A case in point occurred a few years ago in a company cafeteria in which 60 people were sickened by e. coli, a deadly bacteria most associated with large animal feces. As the investigation progressed, they found that all those sick people had eaten chicken tenders. But chicken usually doesn’t harbor e.coli. Officials learned that in the company’s cafeteria, the fully cooked chicken tenders had been stored beneath raw ground beef. The tenders were then served without further cooking. The bacteria had moved, probably in water droplets, from the beef to the cooked chicken. While the beef was later cooked, killing the bacteria, the chicken tenders were not.
It’s always best to store meat and seafood, if not frozen, on the bottom shelf of the refrigerator. The air is cooler there, preventing the growth of most bacterias. Be sure they are securely stored in containers or sealed plastic bags to prevent the juices from contaminating other foods. Clean up any spills in the fridge immediately, and at least once a month thoroughly clean shelves and all other surfaces inside.
Skip The Rinse With Poultry
You’ve probably heard controversy over whether or not you should rinse a chicken under running water in the sink or not. It may seem counterintuitive, but it really is true that you are more likely to spread germs than wash them off your chicken. Remember that the bird will undergo high heat which will kill any of those microbes. Just pat the skin of your chicken dry with a few paper towels.
No Cooking While Swiping
A survey conducted by the FDA and the USDA found that many people use a mobile device while cooking. Now that by itself is no big deal. But, do they wash their hands after each time touching the screen? The survey showed that only about a third of people washed their hands. It’s okay to have that handy device in the kitchen, but remember to always keep things clean, especially your hands. Research shows that those devices are teeming with bacteria, which you could then transfer to your food. So, if you can’t keep your hand off your device, just be sure to wash your hands before handling food.
What’s The Temp, Doc’?
During the brief time I worked as a produce clerk in a supermarket, one of my jobs was to take temperature readings every few hours to make sure the cold storage room and the refrigerated cases on the floor were not only working, but at the correct temperature, or at least pretty close. They used a laser thermometer for this job, just point and take a reading. It’s probably not practical for you to buy a similar device for your home. But you can put any old thermometer in the ‘fridge to take the temperature. If it’s not cold enough, bacteria can grow and spread.
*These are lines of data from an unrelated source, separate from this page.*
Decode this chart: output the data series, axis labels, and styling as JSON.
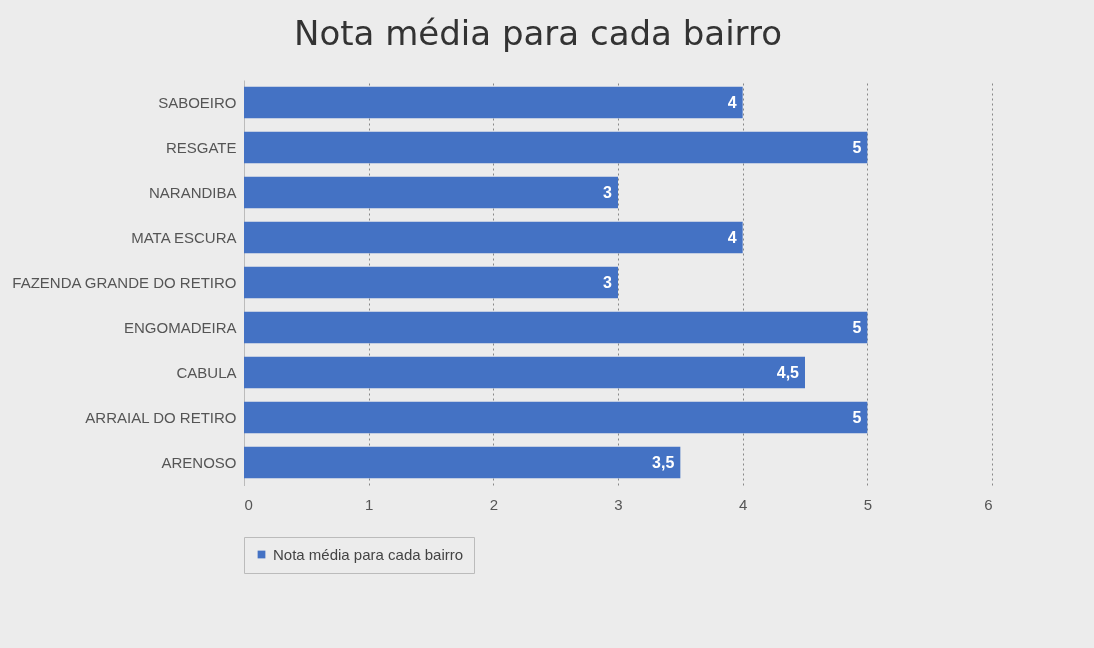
{
  "chart_data": {
    "type": "bar",
    "orientation": "horizontal",
    "title": "Nota média para cada bairro",
    "categories": [
      "SABOEIRO",
      "RESGATE",
      "NARANDIBA",
      "MATA ESCURA",
      "FAZENDA GRANDE DO RETIRO",
      "ENGOMADEIRA",
      "CABULA",
      "ARRAIAL DO RETIRO",
      "ARENOSO"
    ],
    "series": [
      {
        "name": "Nota média para cada bairro",
        "color": "#4472c4",
        "values": [
          4,
          5,
          3,
          4,
          3,
          5,
          4.5,
          5,
          3.5
        ],
        "value_labels": [
          "4",
          "5",
          "3",
          "4",
          "3",
          "5",
          "4,5",
          "5",
          "3,5"
        ]
      }
    ],
    "xlim": [
      0,
      6
    ],
    "xticks": [
      0,
      1,
      2,
      3,
      4,
      5,
      6
    ],
    "grid": "x",
    "legend": "bottom"
  }
}
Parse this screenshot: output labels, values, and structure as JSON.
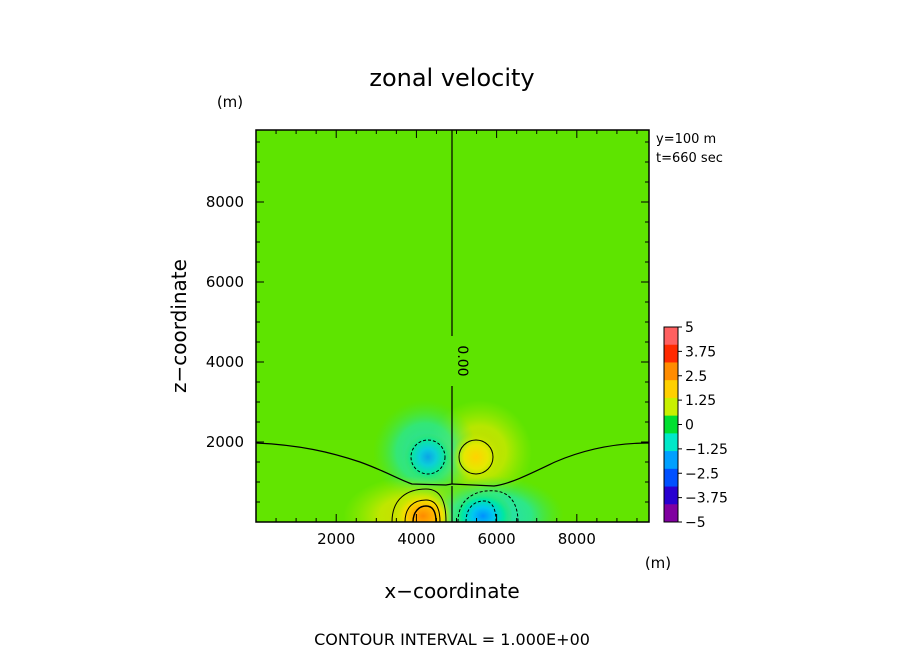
{
  "chart_data": {
    "type": "heatmap",
    "title": "zonal velocity",
    "xlabel": "x−coordinate",
    "ylabel": "z−coordinate",
    "x_unit": "(m)",
    "y_unit": "(m)",
    "xlim": [
      0,
      9800
    ],
    "ylim": [
      0,
      9800
    ],
    "x_ticks": [
      "2000",
      "4000",
      "6000",
      "8000"
    ],
    "y_ticks": [
      "2000",
      "4000",
      "6000",
      "8000"
    ],
    "x_tick_values": [
      2000,
      4000,
      6000,
      8000
    ],
    "y_tick_values": [
      2000,
      4000,
      6000,
      8000
    ],
    "info_lines": [
      "y=100  m",
      "t=660  sec"
    ],
    "footer": "CONTOUR INTERVAL = 1.000E+00",
    "contour_label": "0.00",
    "background_value": 0.8,
    "grid": false,
    "colorbar": {
      "labels": [
        "5",
        "3.75",
        "2.5",
        "1.25",
        "0",
        "−1.25",
        "−2.5",
        "−3.75",
        "−5"
      ],
      "values": [
        5,
        3.75,
        2.5,
        1.25,
        0,
        -1.25,
        -2.5,
        -3.75,
        -5
      ],
      "colors": [
        "#ff6060",
        "#ff2a00",
        "#ff8c00",
        "#ffd000",
        "#c8f000",
        "#00e030",
        "#00e8c8",
        "#00a0ff",
        "#0050ff",
        "#2800d0",
        "#8000a0"
      ]
    },
    "anomalies": [
      {
        "x": 4450,
        "z": 300,
        "value": 3.2
      },
      {
        "x": 5700,
        "z": 1700,
        "value": 2.2
      },
      {
        "x": 5650,
        "z": 300,
        "value": -2.4
      },
      {
        "x": 4300,
        "z": 1700,
        "value": -1.6
      }
    ]
  }
}
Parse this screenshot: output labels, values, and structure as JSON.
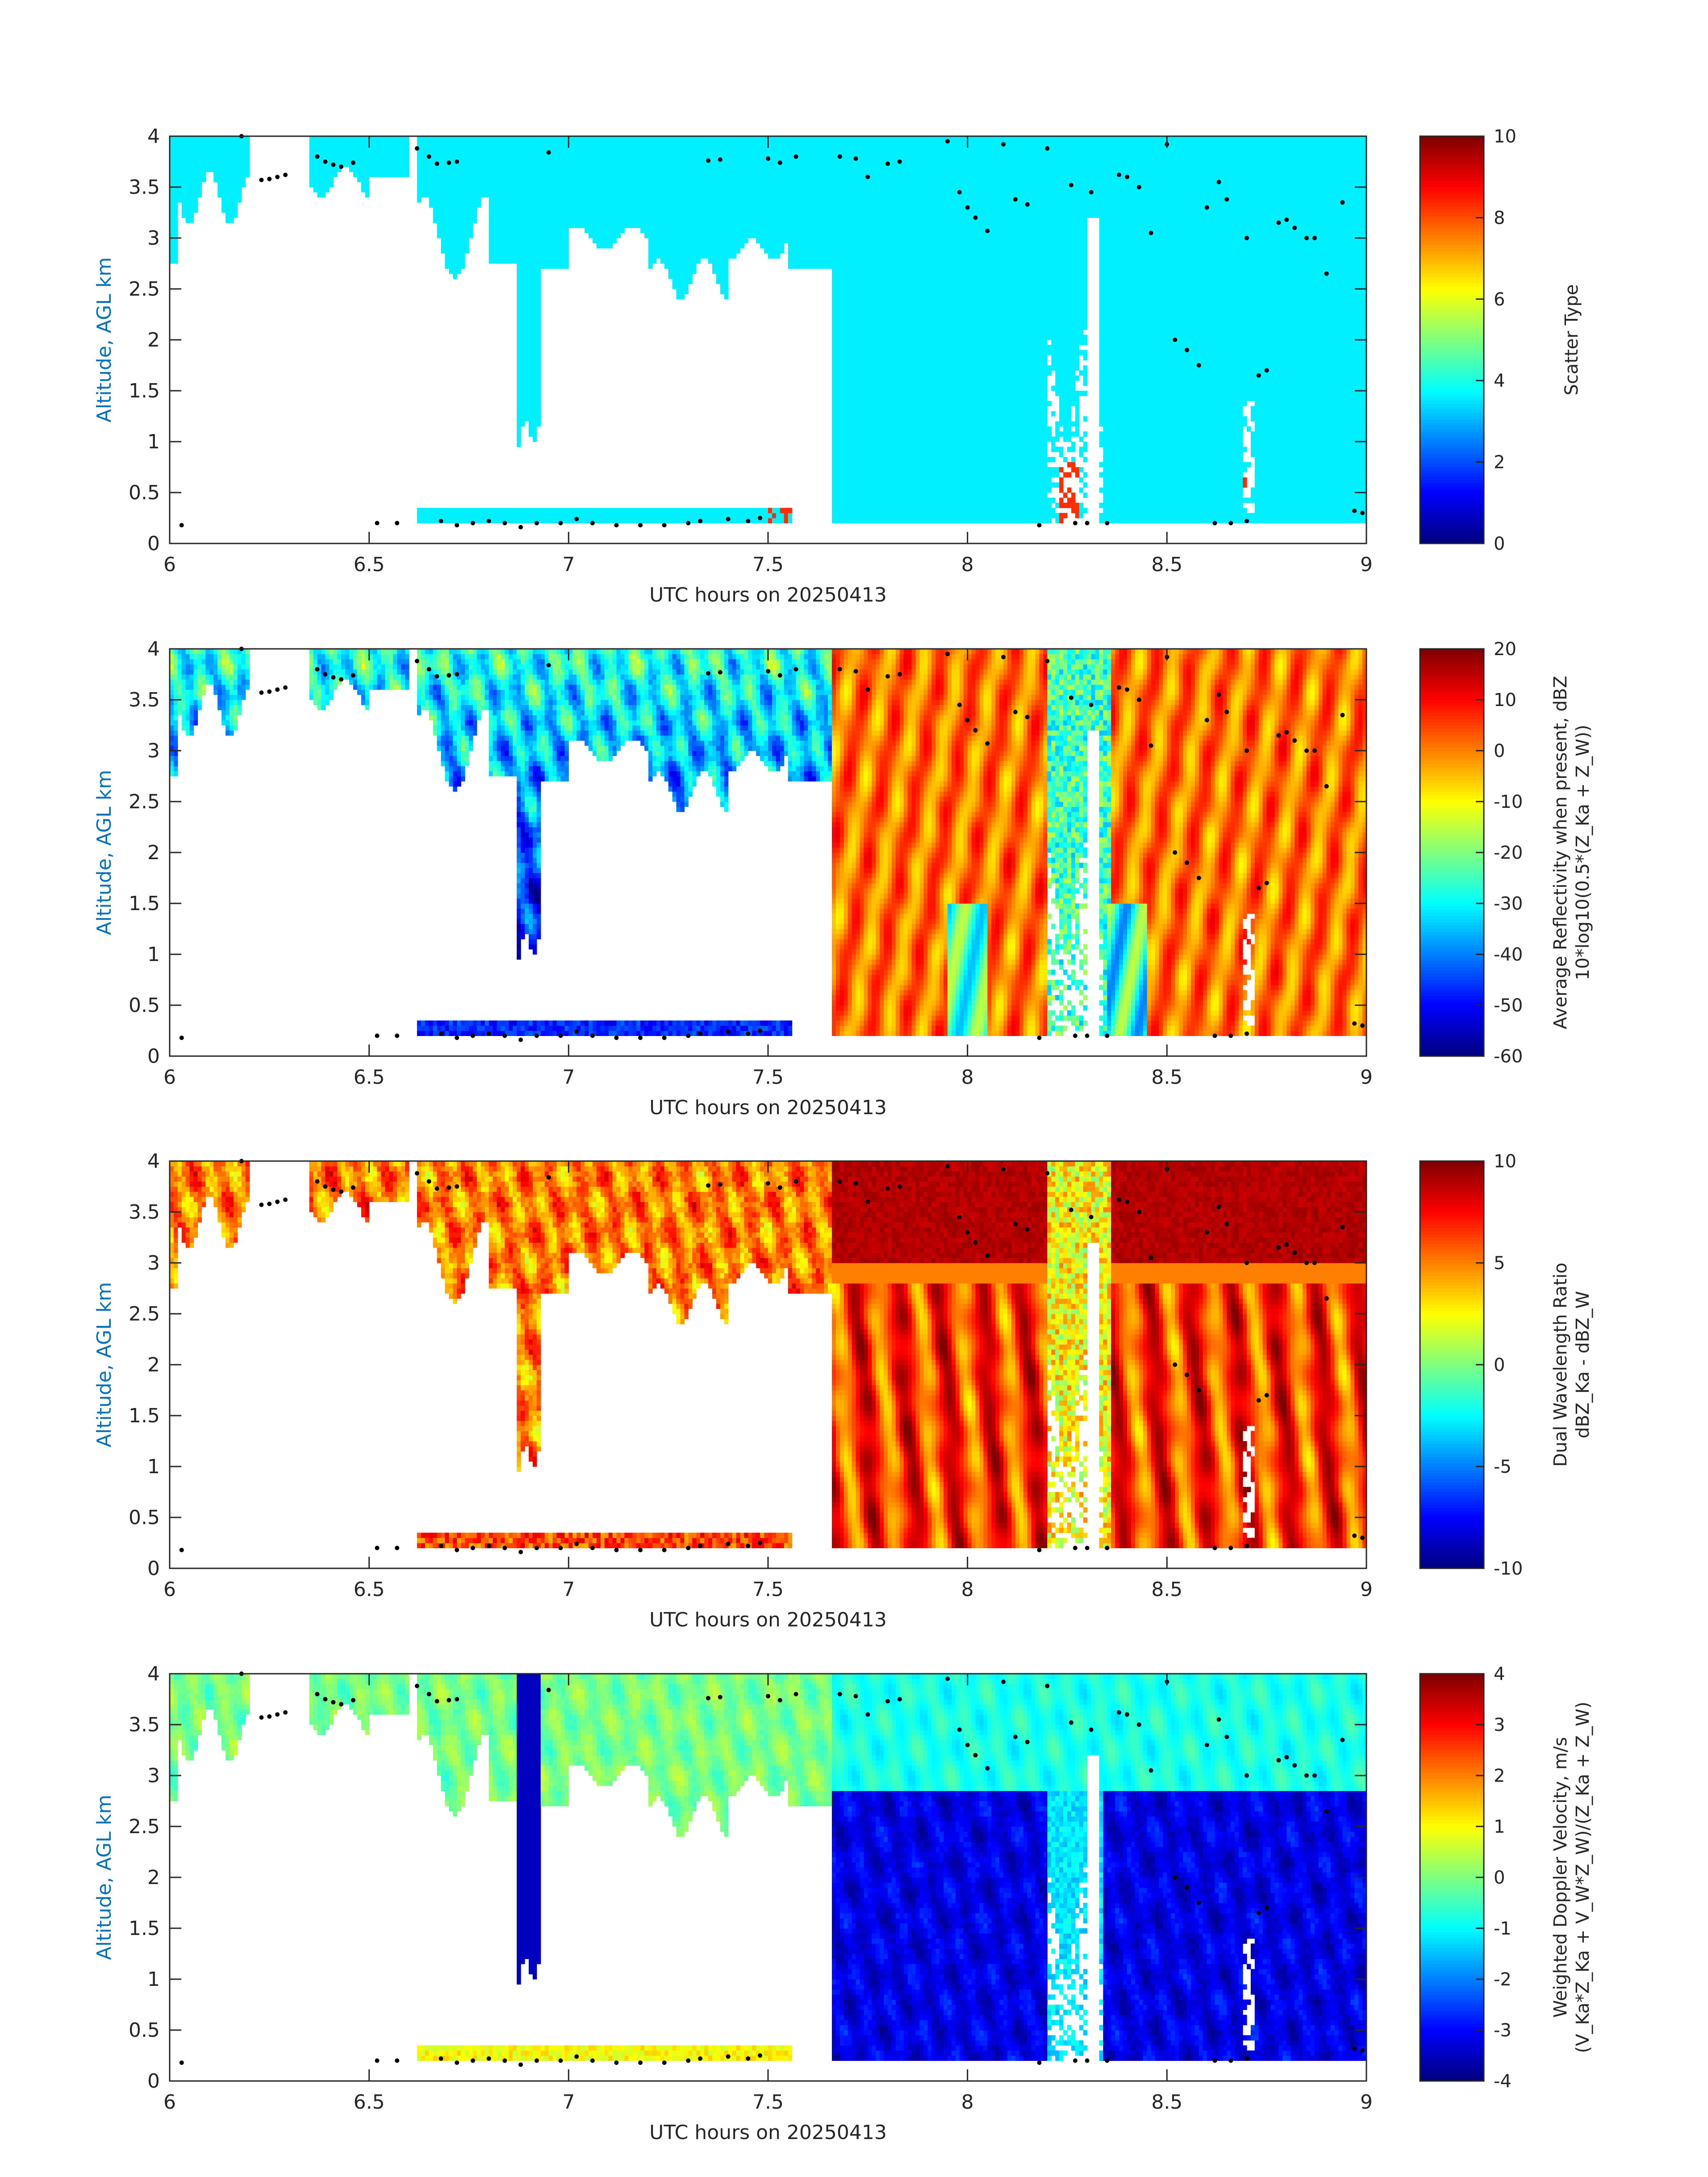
{
  "chart_data": [
    {
      "type": "heatmap",
      "xlabel": "UTC hours on 20250413",
      "ylabel": "Altitude, AGL km",
      "xlim": [
        6,
        9
      ],
      "ylim": [
        0,
        4
      ],
      "xticks": [
        "6",
        "6.5",
        "7",
        "7.5",
        "8",
        "8.5",
        "9"
      ],
      "yticks": [
        "0",
        "0.5",
        "1",
        "1.5",
        "2",
        "2.5",
        "3",
        "3.5",
        "4"
      ],
      "colorbar": {
        "label_lines": [
          "Scatter Type"
        ],
        "range": [
          0,
          10
        ],
        "ticks": [
          "0",
          "2",
          "4",
          "6",
          "8",
          "10"
        ]
      },
      "colormap": "jet",
      "field": "scatter_type",
      "dominant_value": 3.6,
      "secondary_value": 8.3
    },
    {
      "type": "heatmap",
      "xlabel": "UTC hours on 20250413",
      "ylabel": "Altitude, AGL km",
      "xlim": [
        6,
        9
      ],
      "ylim": [
        0,
        4
      ],
      "xticks": [
        "6",
        "6.5",
        "7",
        "7.5",
        "8",
        "8.5",
        "9"
      ],
      "yticks": [
        "0",
        "0.5",
        "1",
        "1.5",
        "2",
        "2.5",
        "3",
        "3.5",
        "4"
      ],
      "colorbar": {
        "label_lines": [
          "Average Reflectivity when present, dBZ",
          "10*log10(0.5*(Z_Ka + Z_W))"
        ],
        "range": [
          -60,
          20
        ],
        "ticks": [
          "-60",
          "-50",
          "-40",
          "-30",
          "-20",
          "-10",
          "0",
          "10",
          "20"
        ]
      },
      "colormap": "jet",
      "field": "reflectivity"
    },
    {
      "type": "heatmap",
      "xlabel": "UTC hours on 20250413",
      "ylabel": "Altitude, AGL km",
      "xlim": [
        6,
        9
      ],
      "ylim": [
        0,
        4
      ],
      "xticks": [
        "6",
        "6.5",
        "7",
        "7.5",
        "8",
        "8.5",
        "9"
      ],
      "yticks": [
        "0",
        "0.5",
        "1",
        "1.5",
        "2",
        "2.5",
        "3",
        "3.5",
        "4"
      ],
      "colorbar": {
        "label_lines": [
          "Dual Wavelength Ratio",
          "dBZ_Ka - dBZ_W"
        ],
        "range": [
          -10,
          10
        ],
        "ticks": [
          "-10",
          "-5",
          "0",
          "5",
          "10"
        ]
      },
      "colormap": "jet",
      "field": "dwr"
    },
    {
      "type": "heatmap",
      "xlabel": "UTC hours on 20250413",
      "ylabel": "Altitude, AGL km",
      "xlim": [
        6,
        9
      ],
      "ylim": [
        0,
        4
      ],
      "xticks": [
        "6",
        "6.5",
        "7",
        "7.5",
        "8",
        "8.5",
        "9"
      ],
      "yticks": [
        "0",
        "0.5",
        "1",
        "1.5",
        "2",
        "2.5",
        "3",
        "3.5",
        "4"
      ],
      "colorbar": {
        "label_lines": [
          "Weighted Doppler Velocity, m/s",
          "(V_Ka*Z_Ka + V_W*Z_W)/(Z_Ka + Z_W)"
        ],
        "range": [
          -4,
          4
        ],
        "ticks": [
          "-4",
          "-3",
          "-2",
          "-1",
          "0",
          "1",
          "2",
          "3",
          "4"
        ]
      },
      "colormap": "jet",
      "field": "velocity"
    }
  ],
  "cloud_base_points": [
    [
      6.03,
      0.18
    ],
    [
      6.18,
      4.0
    ],
    [
      6.23,
      3.57
    ],
    [
      6.25,
      3.58
    ],
    [
      6.27,
      3.6
    ],
    [
      6.29,
      3.62
    ],
    [
      6.37,
      3.8
    ],
    [
      6.39,
      3.75
    ],
    [
      6.41,
      3.72
    ],
    [
      6.43,
      3.7
    ],
    [
      6.46,
      3.74
    ],
    [
      6.52,
      0.2
    ],
    [
      6.57,
      0.2
    ],
    [
      6.62,
      3.88
    ],
    [
      6.65,
      3.8
    ],
    [
      6.67,
      3.73
    ],
    [
      6.7,
      3.74
    ],
    [
      6.72,
      3.75
    ],
    [
      6.68,
      0.22
    ],
    [
      6.72,
      0.18
    ],
    [
      6.76,
      0.2
    ],
    [
      6.8,
      0.22
    ],
    [
      6.84,
      0.2
    ],
    [
      6.88,
      0.16
    ],
    [
      6.92,
      0.2
    ],
    [
      6.95,
      3.84
    ],
    [
      6.98,
      0.2
    ],
    [
      7.02,
      0.24
    ],
    [
      7.06,
      0.2
    ],
    [
      7.12,
      0.18
    ],
    [
      7.18,
      0.18
    ],
    [
      7.24,
      0.18
    ],
    [
      7.3,
      0.2
    ],
    [
      7.35,
      3.76
    ],
    [
      7.38,
      3.77
    ],
    [
      7.33,
      0.22
    ],
    [
      7.4,
      0.24
    ],
    [
      7.45,
      0.22
    ],
    [
      7.48,
      0.25
    ],
    [
      7.5,
      3.78
    ],
    [
      7.53,
      3.74
    ],
    [
      7.57,
      3.8
    ],
    [
      7.68,
      3.8
    ],
    [
      7.72,
      3.78
    ],
    [
      7.75,
      3.6
    ],
    [
      7.8,
      3.73
    ],
    [
      7.83,
      3.75
    ],
    [
      7.95,
      3.95
    ],
    [
      7.98,
      3.45
    ],
    [
      8.0,
      3.3
    ],
    [
      8.02,
      3.2
    ],
    [
      8.05,
      3.07
    ],
    [
      8.09,
      3.92
    ],
    [
      8.12,
      3.38
    ],
    [
      8.15,
      3.33
    ],
    [
      8.18,
      0.18
    ],
    [
      8.2,
      3.88
    ],
    [
      8.26,
      3.52
    ],
    [
      8.31,
      3.45
    ],
    [
      8.35,
      0.2
    ],
    [
      8.38,
      3.62
    ],
    [
      8.4,
      3.6
    ],
    [
      8.43,
      3.5
    ],
    [
      8.46,
      3.05
    ],
    [
      8.5,
      3.92
    ],
    [
      8.52,
      2.0
    ],
    [
      8.55,
      1.9
    ],
    [
      8.58,
      1.75
    ],
    [
      8.6,
      3.3
    ],
    [
      8.63,
      3.55
    ],
    [
      8.65,
      3.38
    ],
    [
      8.7,
      3.0
    ],
    [
      8.73,
      1.65
    ],
    [
      8.75,
      1.7
    ],
    [
      8.78,
      3.15
    ],
    [
      8.8,
      3.18
    ],
    [
      8.82,
      3.1
    ],
    [
      8.85,
      3.0
    ],
    [
      8.87,
      3.0
    ],
    [
      8.9,
      2.65
    ],
    [
      8.94,
      3.35
    ],
    [
      8.97,
      0.32
    ],
    [
      8.99,
      0.3
    ],
    [
      8.62,
      0.2
    ],
    [
      8.66,
      0.2
    ],
    [
      8.7,
      0.22
    ],
    [
      8.27,
      0.2
    ],
    [
      8.3,
      0.2
    ]
  ]
}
You can buy a thermometer made to go in the refrigerator, or not. Experts say the temperature should be below 40℉, around 37℉ is ideal. In the freezer you want the temperature to be around 0℉ to keep food safe.
Sorry, No Pet Chefs
I know your fur baby is part of the family but if at all possible, you should keep the pets out of the kitchen. They can spread germs all over counters and tables. Cats can be a special problem. But remember where they walk, and that it includes the litter box.
But if you can’t join ‘em, you can teach them that some of those places are “no go” territory. The Humane Society recommends getting some cheap plastic placemats and put double sided tape on them. Place them on the counters and tables when not in use. Cats don’t like the sticky surface and will soon avoid the area. For dogs, you might consider a gate or obstacle of some kind that will keep them out. I know it seems cruel, but it’s for the pet’s safety as much as yours.
Another tip is to keep food put away and not laying out on the counter tops or tables. If you’re setting up a buffet, you’ll want to either keep the four legged guest out of the room or have someone standing guard. If your pet knows they can sneak a free treat when no one is looking, they will.
Cooking is no fun if someone gets sick because of it. Following the food safety rules can make sure you and your guests stay healthy.